Le directeur de l’époque, Giuliano Di Gaetano, a mené à cet égard de nombreuses et approfondies recherches ethnographiques, en collectant des témoignages auprès de tous les artisans encore vivants et des fondeurs de l’usine de cuivre de Villa Tordinia, une structure bien complexe située le long des berges du fleuve Tordino, ouvrage imposant d’ingénierie remontant aux années 80 du XIXe siècle. Le Musée a consacré au cuivre toute une section, en encourageant des initiatives de valorisation et des publications, dont il nous échoit de rappeler au moins le catalogue – avec un long chapitre dédié au cuivre – et un documentaire intitulé I ramai di Tossicia [« Les dinandiers de Tossicia »], réalisé par Di Gaetano et produit en 1990, qui fait la part belle à l’activité de fusion du cuivre dans l’usine de Villa Tordinia, encore en service à l’époque du tournage. Le Musée a réalisé également un catalogage conforme au modèle ministériel des objets et des documents collectés lors des recherches de terrain, dont les fiches de référence sont conservées à l’Institut Central pour le Catalogue et la Documentation de Rome. D’autres initiatives de valorisation et de recherche, aussi sous forme de projet, ont été poursuivies par l’anthropologue Annunziata Taraschi, qui a été des années durant collaboratrice du Musée.

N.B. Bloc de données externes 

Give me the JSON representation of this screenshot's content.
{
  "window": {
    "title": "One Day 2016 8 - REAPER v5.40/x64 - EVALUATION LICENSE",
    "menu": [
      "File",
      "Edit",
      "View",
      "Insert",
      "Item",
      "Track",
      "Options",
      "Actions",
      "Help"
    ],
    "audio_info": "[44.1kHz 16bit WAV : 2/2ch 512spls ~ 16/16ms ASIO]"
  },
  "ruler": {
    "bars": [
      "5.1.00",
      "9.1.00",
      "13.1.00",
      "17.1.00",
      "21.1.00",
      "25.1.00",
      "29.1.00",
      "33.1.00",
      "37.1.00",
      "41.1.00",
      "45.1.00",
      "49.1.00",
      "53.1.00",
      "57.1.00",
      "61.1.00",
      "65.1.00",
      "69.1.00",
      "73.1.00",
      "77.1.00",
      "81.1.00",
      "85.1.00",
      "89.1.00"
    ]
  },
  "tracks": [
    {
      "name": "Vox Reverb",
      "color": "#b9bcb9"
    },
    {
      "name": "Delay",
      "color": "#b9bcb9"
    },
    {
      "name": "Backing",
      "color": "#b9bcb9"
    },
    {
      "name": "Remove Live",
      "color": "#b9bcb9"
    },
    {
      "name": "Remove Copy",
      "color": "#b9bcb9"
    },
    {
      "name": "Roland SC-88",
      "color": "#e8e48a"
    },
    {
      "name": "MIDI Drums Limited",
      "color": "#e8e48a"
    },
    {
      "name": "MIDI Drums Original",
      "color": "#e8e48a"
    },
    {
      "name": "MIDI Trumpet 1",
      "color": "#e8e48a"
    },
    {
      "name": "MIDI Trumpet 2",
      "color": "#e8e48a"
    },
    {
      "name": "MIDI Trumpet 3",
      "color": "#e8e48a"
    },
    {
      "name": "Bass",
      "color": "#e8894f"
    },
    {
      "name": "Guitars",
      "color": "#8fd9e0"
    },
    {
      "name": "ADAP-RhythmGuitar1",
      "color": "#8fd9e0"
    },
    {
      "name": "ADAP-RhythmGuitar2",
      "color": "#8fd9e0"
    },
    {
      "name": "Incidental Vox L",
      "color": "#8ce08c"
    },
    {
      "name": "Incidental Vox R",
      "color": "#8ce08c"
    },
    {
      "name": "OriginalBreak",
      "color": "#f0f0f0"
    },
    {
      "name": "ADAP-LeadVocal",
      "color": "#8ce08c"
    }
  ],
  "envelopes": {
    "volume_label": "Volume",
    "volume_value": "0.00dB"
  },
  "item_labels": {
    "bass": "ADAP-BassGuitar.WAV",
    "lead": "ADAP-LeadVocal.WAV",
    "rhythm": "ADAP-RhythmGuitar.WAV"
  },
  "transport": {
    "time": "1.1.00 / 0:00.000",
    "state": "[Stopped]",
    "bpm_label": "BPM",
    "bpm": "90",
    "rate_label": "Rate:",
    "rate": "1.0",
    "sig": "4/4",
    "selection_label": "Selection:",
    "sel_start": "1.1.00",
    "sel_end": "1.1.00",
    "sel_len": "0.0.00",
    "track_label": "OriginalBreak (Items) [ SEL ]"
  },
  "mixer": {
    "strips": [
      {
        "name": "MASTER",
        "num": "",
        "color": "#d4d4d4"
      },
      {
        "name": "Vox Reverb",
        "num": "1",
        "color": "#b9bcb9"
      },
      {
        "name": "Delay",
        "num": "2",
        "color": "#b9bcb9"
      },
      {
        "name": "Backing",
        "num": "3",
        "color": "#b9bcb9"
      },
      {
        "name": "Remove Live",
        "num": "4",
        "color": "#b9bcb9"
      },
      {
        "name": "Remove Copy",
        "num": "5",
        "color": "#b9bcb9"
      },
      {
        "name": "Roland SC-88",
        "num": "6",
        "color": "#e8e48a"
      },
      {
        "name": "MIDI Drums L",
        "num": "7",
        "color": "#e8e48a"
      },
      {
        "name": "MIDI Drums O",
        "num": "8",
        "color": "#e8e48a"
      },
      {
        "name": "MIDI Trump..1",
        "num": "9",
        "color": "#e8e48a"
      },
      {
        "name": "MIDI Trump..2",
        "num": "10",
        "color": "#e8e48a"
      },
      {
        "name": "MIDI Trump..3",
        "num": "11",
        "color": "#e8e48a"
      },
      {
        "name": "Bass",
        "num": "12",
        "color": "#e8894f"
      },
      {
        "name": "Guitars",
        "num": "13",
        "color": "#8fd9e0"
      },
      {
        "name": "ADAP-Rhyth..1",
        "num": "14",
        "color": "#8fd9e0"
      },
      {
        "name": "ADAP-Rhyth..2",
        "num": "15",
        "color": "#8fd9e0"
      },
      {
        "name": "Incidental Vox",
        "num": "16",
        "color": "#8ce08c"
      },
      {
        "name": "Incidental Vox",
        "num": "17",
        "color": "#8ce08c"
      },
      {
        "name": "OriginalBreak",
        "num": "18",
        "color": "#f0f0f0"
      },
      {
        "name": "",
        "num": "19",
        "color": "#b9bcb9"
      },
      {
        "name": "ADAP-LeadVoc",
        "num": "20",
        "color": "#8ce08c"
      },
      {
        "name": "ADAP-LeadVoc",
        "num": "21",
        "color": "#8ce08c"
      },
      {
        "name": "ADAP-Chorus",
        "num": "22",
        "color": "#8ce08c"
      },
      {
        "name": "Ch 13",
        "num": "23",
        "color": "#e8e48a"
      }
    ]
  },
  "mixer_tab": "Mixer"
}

Depuis sa constitution en 1976, la Comunità Montana del Gran Sasso [un consortium de communes situées dans une zone de montagne], qui sera par la suite supprimée en 2013, a essayé de souligner l’importance de la transmission de la pratique du travail du cuivre à travers le documentaire de 1990 et d’autres activités, dont la transmission de quelques documents numériques au Centre Documentaire institué au sein du Musée et en partie consultable en ligne.